Sarcoidosis has a characteristic tendency to develop within areas of previous skin injury, known as scar sarcoidosis. Existing scars from trauma, surgery, or vaccinations can become infiltrated by sarcoidal granulomas. The scar tissue typically becomes raised, indurated, and changes color, often turning purple, reddish, or brownish. A similar reaction can occur within the pigment of old tattoos, where small bumps or plaques, frequently brown or black, form strictly within the tattooed area.

Atypical and Rare Skin Presentations

While papules, plaques, and Lupus Pernio are the most common specific manifestations, sarcoidosis can present in several less frequent and visually confusing ways. Hypopigmented sarcoidosis appears as patches of skin lighter than the surrounding skin, often observed in individuals with darker skin tones. Conversely, some lesions can break down the surface, resulting in open sores known as ulcerative sarcoidosis, though this is rare.

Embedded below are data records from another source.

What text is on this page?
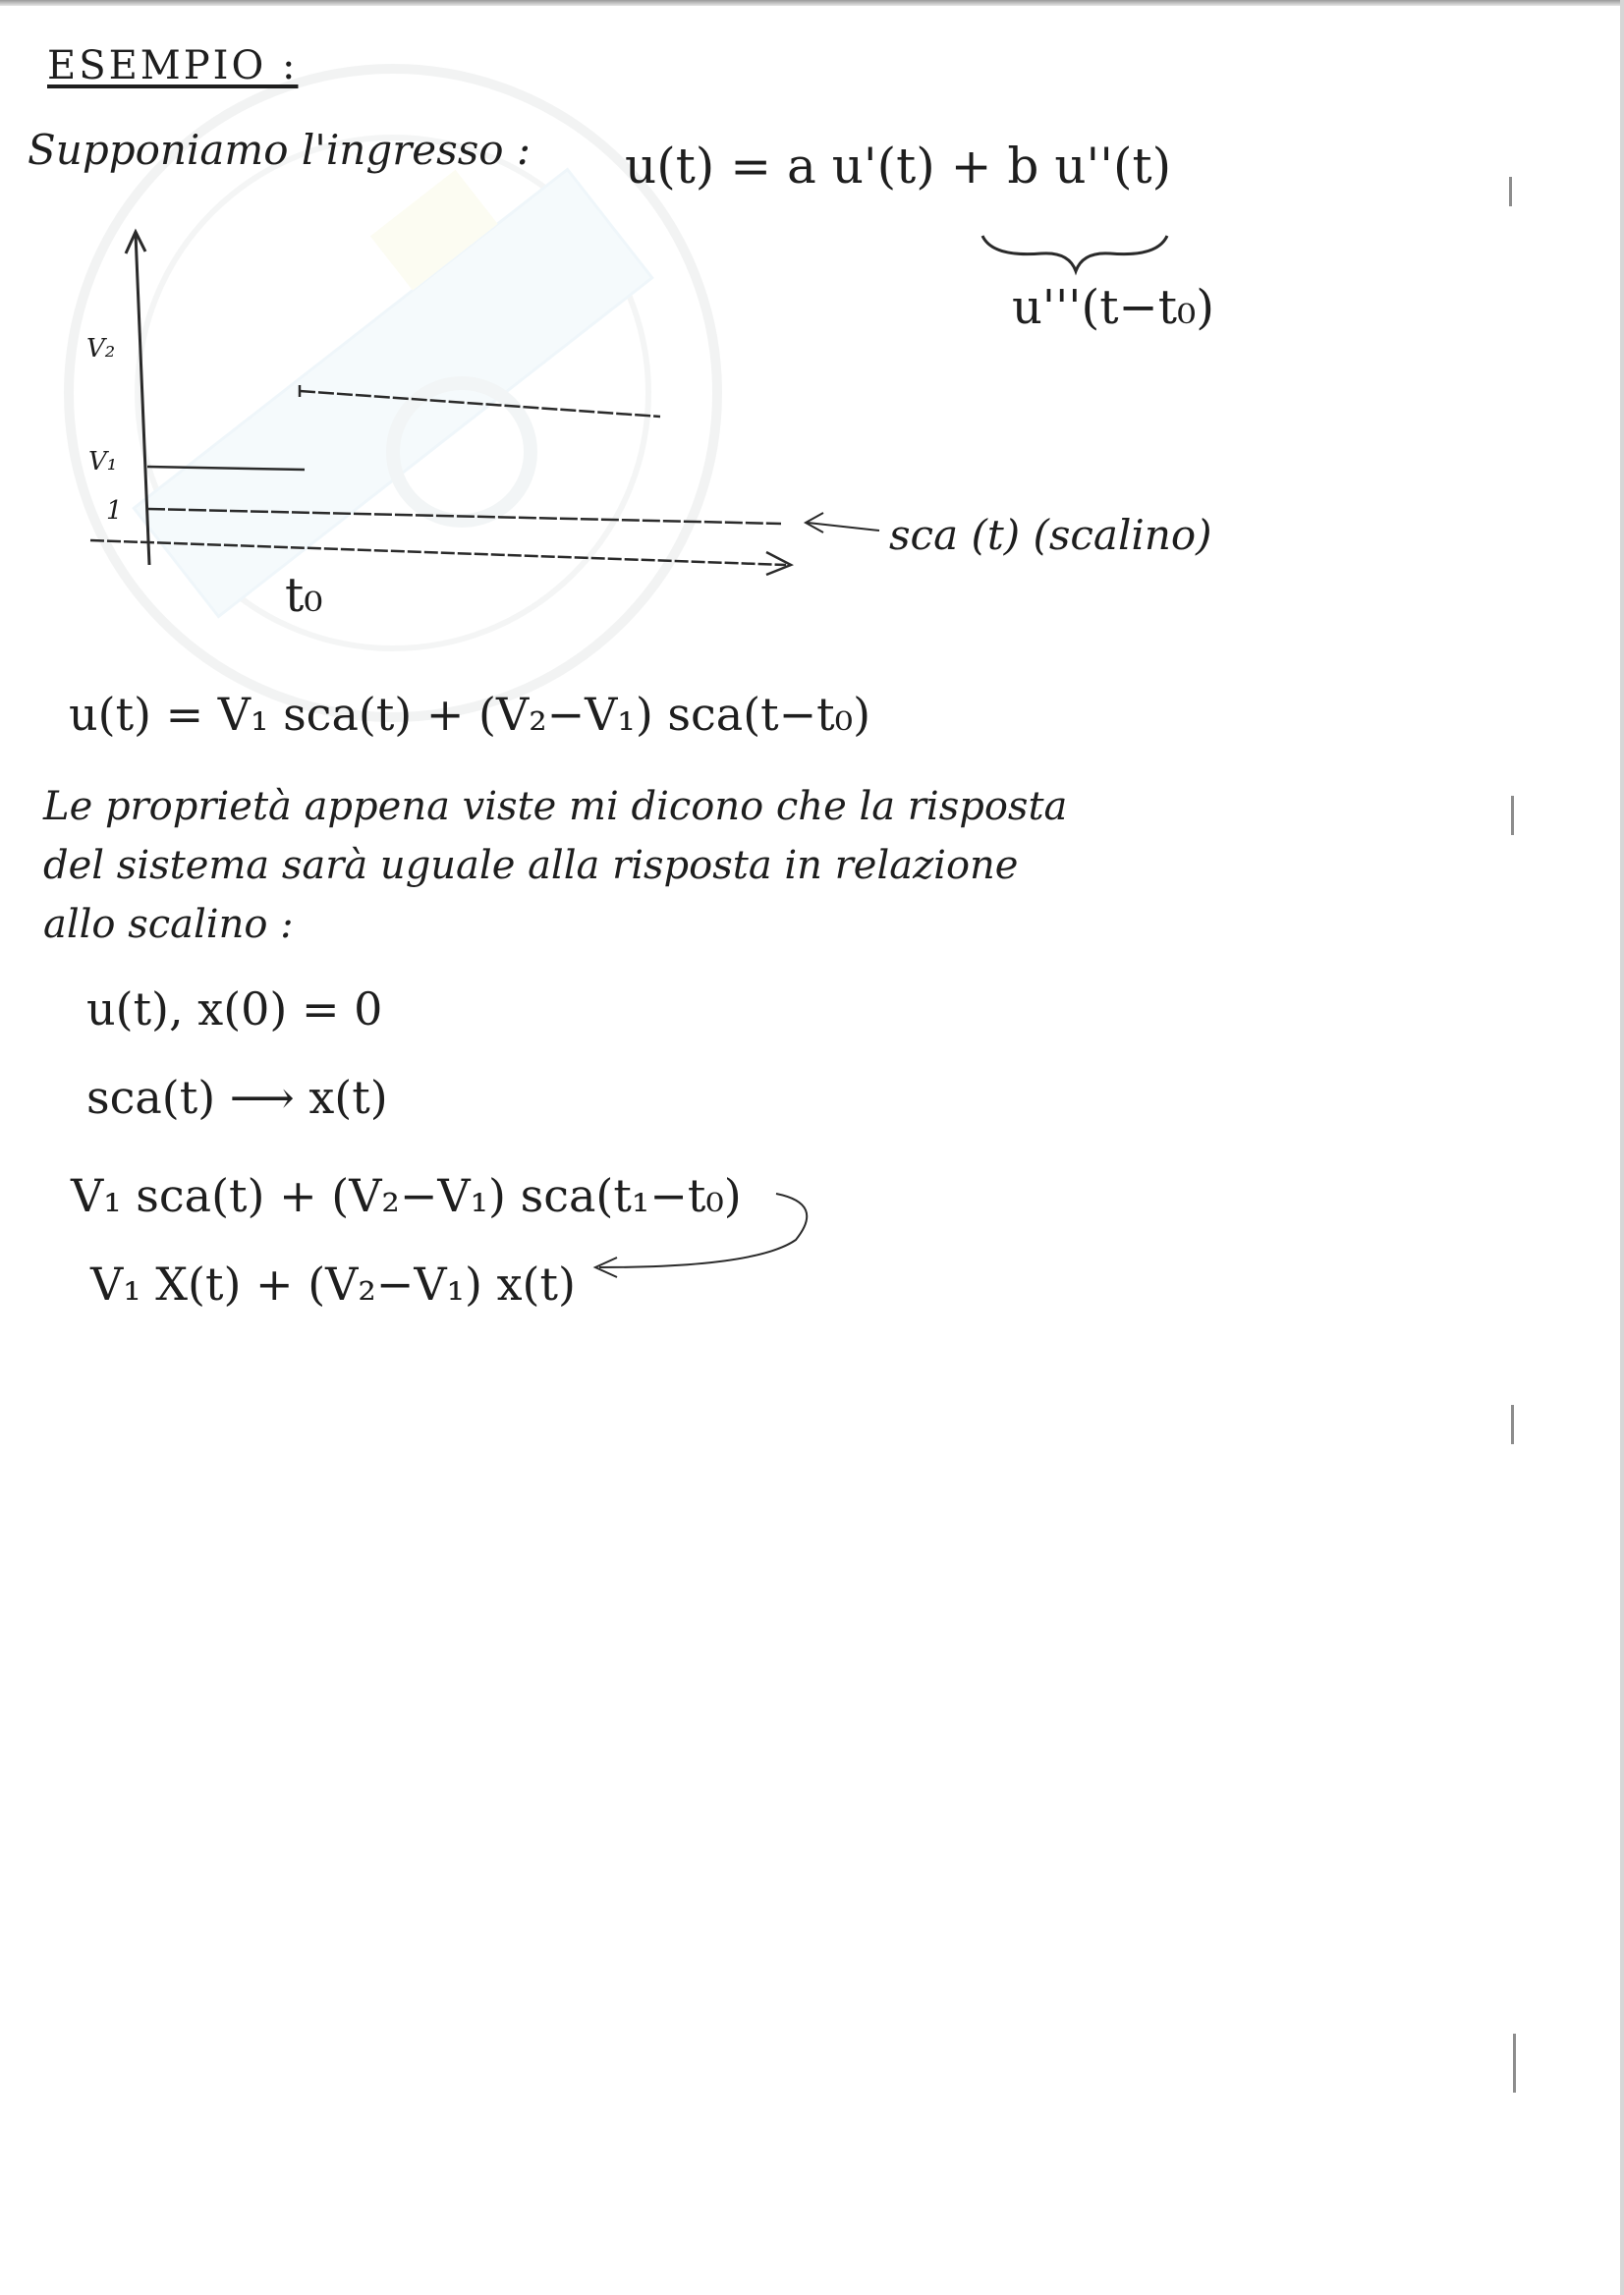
ESEMPIO :
Supponiamo l'ingresso : u(t) = a u'(t) + b u''(t)
u'''(t−t₀)
V₂
V₁
1
t₀
sca (t) (scalino)
u(t) = V₁ sca(t) + (V₂−V₁) sca(t−t₀)
Le proprietà appena viste mi dicono che la risposta
del sistema sarà uguale alla risposta in relazione
allo scalino :
u(t), x(0) = 0
sca(t) ⟶ x(t)
V₁ sca(t) + (V₂−V₁) sca(t₁−t₀)
V₁ X(t) + (V₂−V₁) x(t)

Other rare variants can visually mimic entirely different skin conditions, making diagnosis challenging. Psoriasiform sarcoidosis, for instance, presents as scaling plaques that strongly resemble common psoriasis. Similarly, ichthyosiform sarcoidosis causes a fish-scale appearance, typically on the lower legs, that mimics ichthyosis. These atypical forms confirm the disease’s reputation as a dermatologic imitator, often requiring a biopsy for proper identification.

It is important to distinguish specific sarcoidosis lesions from Erythema Nodosum (EN), which is a non-specific manifestation. EN presents as tender, warm, red to reddish-purple bumps, most commonly found on the shins. Erythema Nodosum is not a sarcoidal granuloma but an inflammatory reaction in the fat layer beneath the skin. Its appearance is often a sign of acute, self-limiting sarcoidosis, such as Löfgren syndrome.

Confirming the Diagnosis of Cutaneous Sarcoidosis

Due to the wide variety of visual presentations, relying on the appearance of the skin lesions alone is insufficient for a definitive diagnosis. Cutaneous sarcoidosis can look like many other conditions, including infections, granuloma annulare, lupus erythematosus, and various lymphomas, necessitating a medical professional to consider a broad differential diagnosis.

The definitive method for confirming cutaneous sarcoidosis is a skin biopsy, which is the gold standard. A small sample of the affected skin is examined under a microscope to identify the characteristic non-caseating granulomas. The presence of these specific collections of inflammatory cells provides the necessary histopathologic evidence to establish the diagnosis.

Once cutaneous sarcoidosis is confirmed via biopsy, a systemic evaluation is necessary because skin involvement often occurs alongside or precedes internal organ disease. This evaluation typically includes a physical examination and initial testing, such as a chest X-ray and an eye examination, to determine if the disease affects the lungs or eyes. Identifying skin sarcoidosis is an opportunity to check for asymptomatic disease in other parts of the body.